To render such efforts invisible with a single stroke of red is an insult I won’t abide.
‘Don’t expect anybody from the outside to come in and help us’
About an hour after the special election was called for the Republican candidate, Thompson’s campaign manager – Colin Curtis, a 27-year-old native of Kansas City – spoke with me via phone from a Wichita bar. He had just sent Thompson and his family home after the concession speech, but morale was high. Like a proper midwesterner, Curtis – who was a toddler the last time a Democrat won the seat – abstained from making a single complaint.
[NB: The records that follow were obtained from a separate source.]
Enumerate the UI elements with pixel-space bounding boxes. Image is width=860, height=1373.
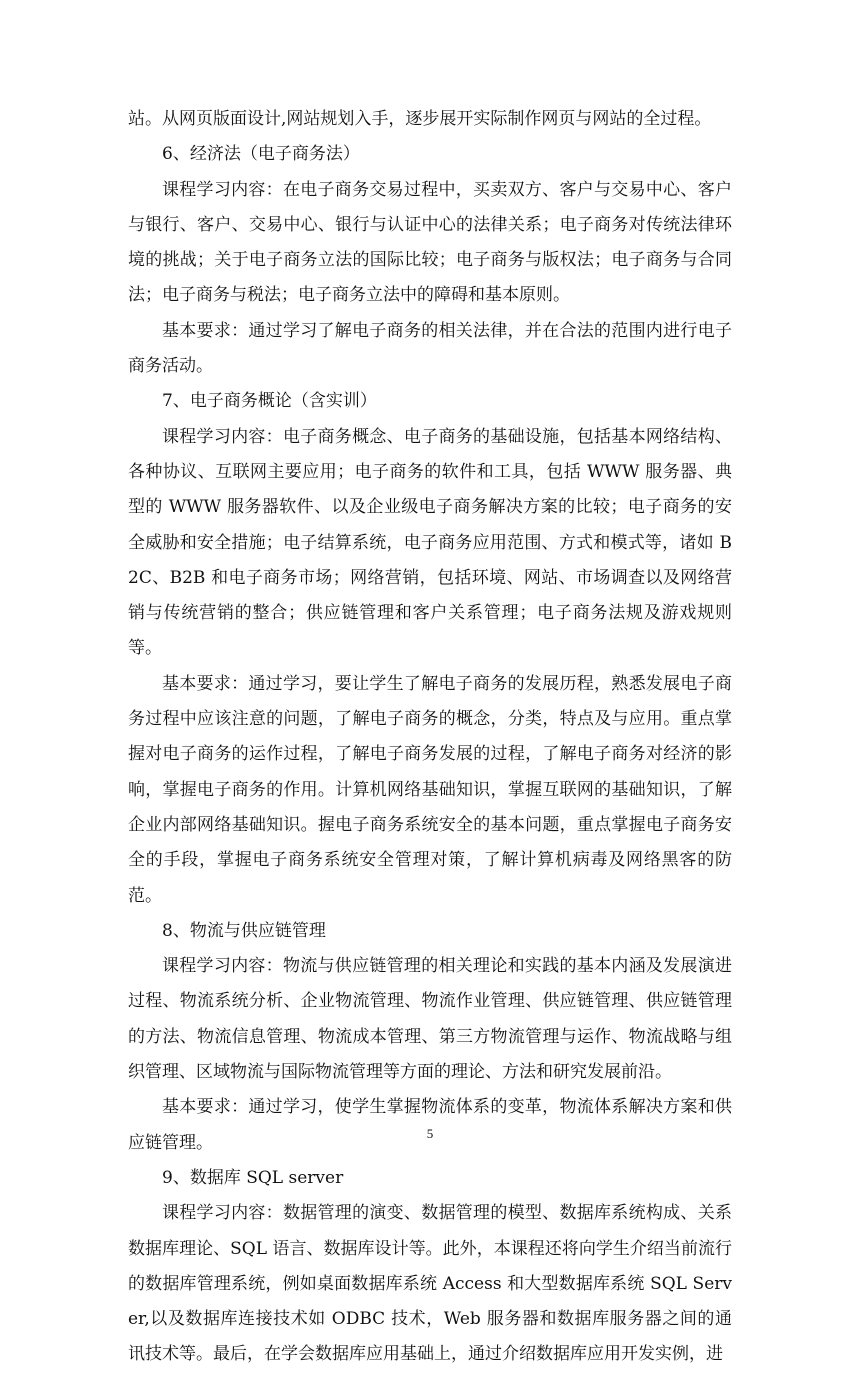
- paragraph-6-content: 课程学习内容：在电子商务交易过程中，买卖双方、客户与交易中心、客户与银行、客户、交易中心、银行与认证中心的法律关系；电子商务对传统法律环境的挑战；关于电子商务立法的国际比较；电子商务与版权法；电子商务与合同法；电子商务与税法；电子商务立法中的障碍和基本原则。: [128, 179, 732, 306]
- document-body: [128, 102, 732, 1373]
- section-heading-9: 9、数据库 SQL server: [162, 1167, 344, 1188]
- paragraph-7-requirements: 基本要求：通过学习，要让学生了解电子商务的发展历程，熟悉发展电子商务过程中应该注意的问题，了解电子商务的概念，分类，特点及与应用。重点掌握对电子商务的运作过程，了解电子商务发展的过程，了解电子商务对经济的影响，掌握电子商务的作用。计算机网络基础知识，掌握互联网的基础知识，了解企业内部网络基础知识。握电子商务系统安全的基本问题，重点掌握电子商务安全的手段，掌握电子商务系统安全管理对策，了解计算机病毒及网络黑客的防范。: [128, 673, 732, 906]
- paragraph-6-requirements: 基本要求：通过学习了解电子商务的相关法律，并在合法的范围内进行电子商务活动。: [128, 320, 732, 377]
- section-heading-6: 6、经济法（电子商务法）: [162, 144, 360, 165]
- section-heading-7: 7、电子商务概论（含实训）: [162, 391, 377, 412]
- paragraph-7-content: 课程学习内容：电子商务概念、电子商务的基础设施，包括基本网络结构、各种协议、互联网主要应用；电子商务的软件和工具，包括 WWW 服务器、典型的 WWW 服务器软件、以及企业级电子商务解决方案的比较；电子商务的安全威胁和安全措施；电子结算系统，电子商务应用范围、方式和模式等，诸如 B2C、B2B 和电子商务市场；网络营销，包括环境、网站、市场调查以及网络营销与传统营销的整合；供应链管理和客户关系管理；电子商务法规及游戏规则等。: [128, 426, 732, 659]
- paragraph-8-requirements: 基本要求：通过学习，使学生掌握物流体系的变革，物流体系解决方案和供应链管理。: [128, 1097, 732, 1153]
- paragraph-9-content: 课程学习内容：数据管理的演变、数据管理的模型、数据库系统构成、关系数据库理论、SQL 语言、数据库设计等。此外，本课程还将向学生介绍当前流行的数据库管理系统，例如桌面数据库系统 Access 和大型数据库系统 SQL Server,以及数据库连接技术如 ODBC 技术，Web 服务器和数据库服务器之间的通讯技术等。最后，在学会数据库应用基础上，通过介绍数据库应用开发实例，进: [128, 1203, 732, 1365]
- paragraph-8-content: 课程学习内容：物流与供应链管理的相关理论和实践的基本内涵及发展演进过程、物流系统分析、企业物流管理、物流作业管理、供应链管理、供应链管理的方法、物流信息管理、物流成本管理、第三方物流管理与运作、物流战略与组织管理、区域物流与国际物流管理等方面的理论、方法和研究发展前沿。: [128, 956, 732, 1083]
- paragraph-continuation: 站。从网页版面设计,网站规划入手，逐步展开实际制作网页与网站的全过程。: [128, 109, 712, 129]
- section-heading-8: 8、物流与供应链管理: [162, 920, 326, 941]
- page-number: 5: [426, 1126, 434, 1141]
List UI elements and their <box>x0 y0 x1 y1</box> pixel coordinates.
Much of the left’s national social-media sphere, however, had already devolved into a whine-fest. Thompson could have won if neoliberals in Washington had given a damn! The party is useless! The party is on track – Georgia’s sixth is where it’s at because national strategy is all about suburbs! Kansas is a bunch of idiots anyway! Curtis said flying under the national radar had been to their benefit for most of the campaign.
“As soon as it became about national politics and Donald Trump and Mike Pence and Ted Cruz,” Curtis said, “the [Republican party] was just able to use that to ramp up their people.”
But Curtis dispelled a theory going around that national Democrats stayed away because they were concerned their brand might be toxic to Thompson’s cause in Kansas.
“We would have welcomed them,” he said. “There were never any discussions like, ‘Don’t get involved, you guys won’t help us’.”
The day after the election, Thompson – sounding tired but upbeat, having just announced that he will vie for the House seat again in the 2018 midterms – said it had been just as Curtis predicted.
“[Curtis] told me at the very beginning, ‘Look, don’t expect anybody from the outside to come in and help us’,” Thompson said.
He admitted it was frustrating to be written off by potential funders and boosters due to the perception that the race was an unwinnable waste.
“I got very sick of this terminology of ‘political capital’,” Thompson said. “Why won’t this person send out a tweet? Well, they don’t want to spend that ‘political capital’. Pardon my language: that’s bullshit.”
“I understand maybe not wanting to invest a bunch of money,” he said. “But the idea that somebody can’t send out a tweet or do something to help somebody to me is ridiculous.”